Peter Brook, c’est un gars qui a fait jouer des acteurs tels que Orson Welles, en 1953, dans une adaptation télévisée du Roi Lear, ou encore, dans le registre français, Jeanne Moreau et Jean-Paul Belmondo, en 1959, dans Moderato Cantabile, film tiré d’un roman de Marguerite Duras.
En théâtre, Brook est le théoricien de l’espace vide dont il tire un essai sur la mise en scène en 1977. Il s’agit aujourd’hui d’un ouvrage de référence majeur dans l’histoire du théâtre moderne. Il est également connu pour être le papa qui a sauvé in extremis le superbe théâtre des Bouffes du Nord à Paris.
Vous l’aurez compris, Brook est un artiste complet à la carrière internationale et dont le travail est admiré, tant dans le domaine du théâtre que dans celui de l’opéra, du cinéma ou encore de l’écriture.

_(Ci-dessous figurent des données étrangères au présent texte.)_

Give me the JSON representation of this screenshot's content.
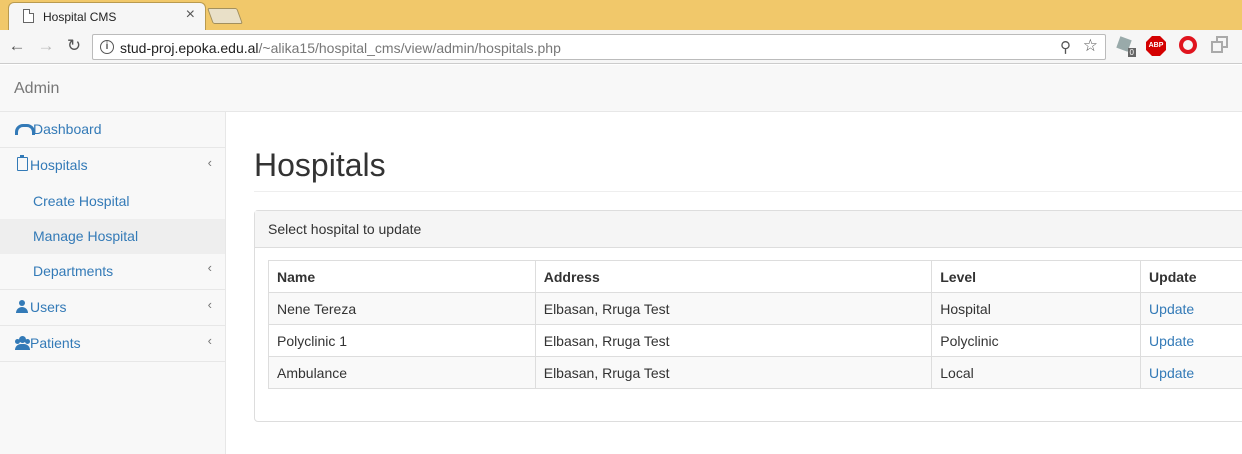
{
  "browser": {
    "tab_title": "Hospital CMS",
    "url_host": "stud-proj.epoka.edu.al",
    "url_path": "/~alika15/hospital_cms/view/admin/hospitals.php",
    "extension_badge": "0",
    "abp_label": "ABP"
  },
  "navbar": {
    "brand": "Admin"
  },
  "sidebar": {
    "items": [
      {
        "label": "Dashboard",
        "icon": "dashboard-icon"
      },
      {
        "label": "Hospitals",
        "icon": "clipboard-icon",
        "children": [
          "Create Hospital",
          "Manage Hospital",
          "Departments"
        ],
        "active_child": "Manage Hospital"
      },
      {
        "label": "Users",
        "icon": "user-icon"
      },
      {
        "label": "Patients",
        "icon": "users-icon"
      }
    ]
  },
  "main": {
    "title": "Hospitals",
    "panel_heading": "Select hospital to update",
    "table": {
      "headers": [
        "Name",
        "Address",
        "Level",
        "Update"
      ],
      "rows": [
        {
          "name": "Nene Tereza",
          "address": "Elbasan, Rruga Test",
          "level": "Hospital",
          "action": "Update"
        },
        {
          "name": "Polyclinic 1",
          "address": "Elbasan, Rruga Test",
          "level": "Polyclinic",
          "action": "Update"
        },
        {
          "name": "Ambulance",
          "address": "Elbasan, Rruga Test",
          "level": "Local",
          "action": "Update"
        }
      ]
    }
  },
  "colors": {
    "link": "#337ab7",
    "tabstrip": "#f1c86a"
  }
}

Avec Battlefield, on peut imaginer que Peter Brook est désireux de boucler la boucle en revenant sur une histoire qui a contribué à l’un de ses plus grand succès théâtraux: celle de l’épopée mythologique du Mahabharata, considérée comme l’un des plus grands poèmes jamais écrits et comme l’un des livres fondateurs de l’hindouisme. Rien que ça !
Trente ans plus tôt, Brook en avait en effet présenté une interprétation au festival d’Avignon. Il avait alors créé un spectacle qui avait duré 9 heures! Un travail intense qui avait marqué sa carrière, grâce notamment au fait de nombreux voyages entrepris avec sa troupe de recherches théâtrales en Inde et à travers le reste du monde, à la rencontre de nouvelles cultures. Peter Brook plonge une seconde fois dans le Mahabharata en 1989 pour en proposer une adaptation filmique.

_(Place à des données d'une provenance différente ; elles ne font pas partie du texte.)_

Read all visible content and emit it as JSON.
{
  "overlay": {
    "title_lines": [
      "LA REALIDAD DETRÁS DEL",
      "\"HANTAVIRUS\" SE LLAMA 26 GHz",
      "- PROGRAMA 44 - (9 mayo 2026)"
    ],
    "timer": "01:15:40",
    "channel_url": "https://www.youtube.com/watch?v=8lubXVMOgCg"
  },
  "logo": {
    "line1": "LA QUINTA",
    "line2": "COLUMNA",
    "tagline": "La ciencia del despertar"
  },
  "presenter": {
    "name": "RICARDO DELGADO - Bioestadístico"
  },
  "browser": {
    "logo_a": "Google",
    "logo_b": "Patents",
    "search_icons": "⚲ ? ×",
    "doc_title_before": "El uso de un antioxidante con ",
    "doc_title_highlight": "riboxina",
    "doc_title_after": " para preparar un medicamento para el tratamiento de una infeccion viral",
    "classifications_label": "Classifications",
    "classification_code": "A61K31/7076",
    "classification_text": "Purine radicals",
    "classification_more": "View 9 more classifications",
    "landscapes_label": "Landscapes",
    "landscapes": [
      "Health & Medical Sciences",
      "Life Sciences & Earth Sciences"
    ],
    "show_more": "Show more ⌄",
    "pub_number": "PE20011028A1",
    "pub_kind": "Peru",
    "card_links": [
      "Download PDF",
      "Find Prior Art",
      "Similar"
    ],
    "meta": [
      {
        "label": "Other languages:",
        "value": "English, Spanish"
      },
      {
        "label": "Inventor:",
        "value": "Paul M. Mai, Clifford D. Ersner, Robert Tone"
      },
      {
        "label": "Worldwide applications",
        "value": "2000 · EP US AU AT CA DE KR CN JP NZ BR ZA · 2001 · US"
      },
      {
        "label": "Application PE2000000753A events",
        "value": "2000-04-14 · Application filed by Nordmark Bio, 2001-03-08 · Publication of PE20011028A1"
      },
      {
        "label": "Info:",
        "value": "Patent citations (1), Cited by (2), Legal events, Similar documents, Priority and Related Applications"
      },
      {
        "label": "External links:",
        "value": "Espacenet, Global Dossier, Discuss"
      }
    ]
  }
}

Dans la version courte présentée quelques jours à l’Atelier Jean Vilar de Louvain-la-Neuve et deux ans dans de nombreux pays à travers le monde, Peter Brook et Marie-Hélène Estienne, sa collaboratrice depuis de nombreuses années, présentent l’histoire de Yudhishtira, vainqueur d’une bataille sanguinaire l’ayant opposé à son défunt frère Duryodhana. Yudhishtira ne sait pas comment reconstruire le royaume sur les cendres de la guerre qui vient de s’achever. Son cheminement vers la paix et l’acceptation tisse la trame du spectacle, ponctué de plusieurs scénettes emplies de sagesse et pour lesquelles les quatre acteurs se partagent des rôles aussi farfelus qu’un ver de terre, un pigeon ou même la mort.
A travers ce cours extrait du Mahabharata, Brook et sa comparse nous invitent à réfléchir sur une question toujours désespérément d’actualité: celle de la guerre et de la destruction qui « n’arrive jamais les armes à la main. Elle arrive sournoisement, sur la pointe des pieds, nous faisant voir le mal dans le bien et le bien dans le mal. » (Extrait du spectacle)

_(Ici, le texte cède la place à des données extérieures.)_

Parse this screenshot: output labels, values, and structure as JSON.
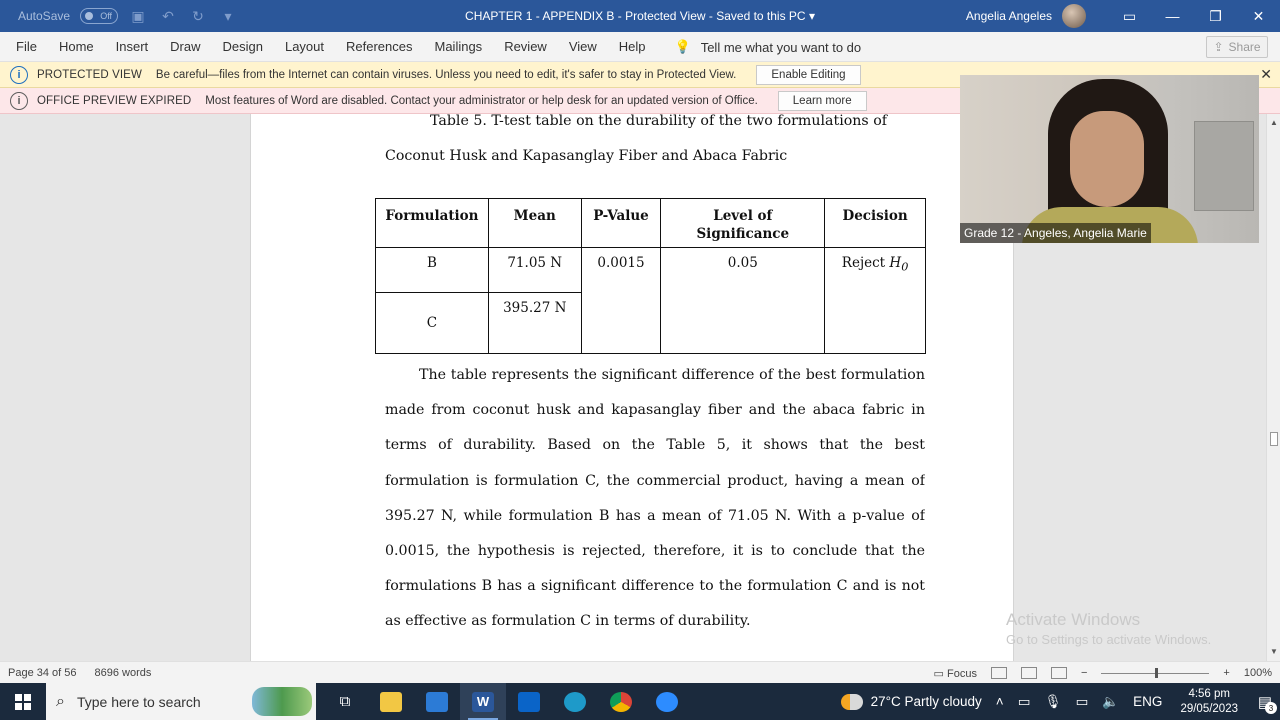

Pour Battlefield, Peter Brook opte pour une esthétique proche de celle appliquée dans sa célèbre interprétation d’Hamlet, connue entre autre par le fait d’avoir fait jouer ce dernier par un acteur noir. Une esthétique sobre et minimaliste composée d’étoffes aux couleurs franches mais jamais criardes et de lumière en justes touches. L’adaptation, habilement poussée par un djembé, mise tout sur le jeu des acteurs et réduit le décor et les accessoires à leur plus simple expression. Ici encore, une simple écharpe suffit à évoquer le serpent.
Attention toutefois, si vous êtes maintenant convaincu qu’il faut aller voir ce spectacle, sachez que le style de Peter Brook ne fait pas l’unanimité et qu’il est surtout apprécié par un public initié. Il se pourrait bien que vous aimiez la représentation, mais il se pourrait aussi que vous la détestiez. Fort du caractère tranché et très personnel de quelqu’un qui a développé son art à l’échelle de sa vie, apprécier ou non ce spectacle est avant tout une affaire de goût. Néanmoins, si vous êtes curieux de ne pas rater ce qui pourrait être l’une des dernières représentations de Peter Brook, l’homme est en effet âgé de 91 ans, il est vivement conseillé de ne pas raté Battlefield.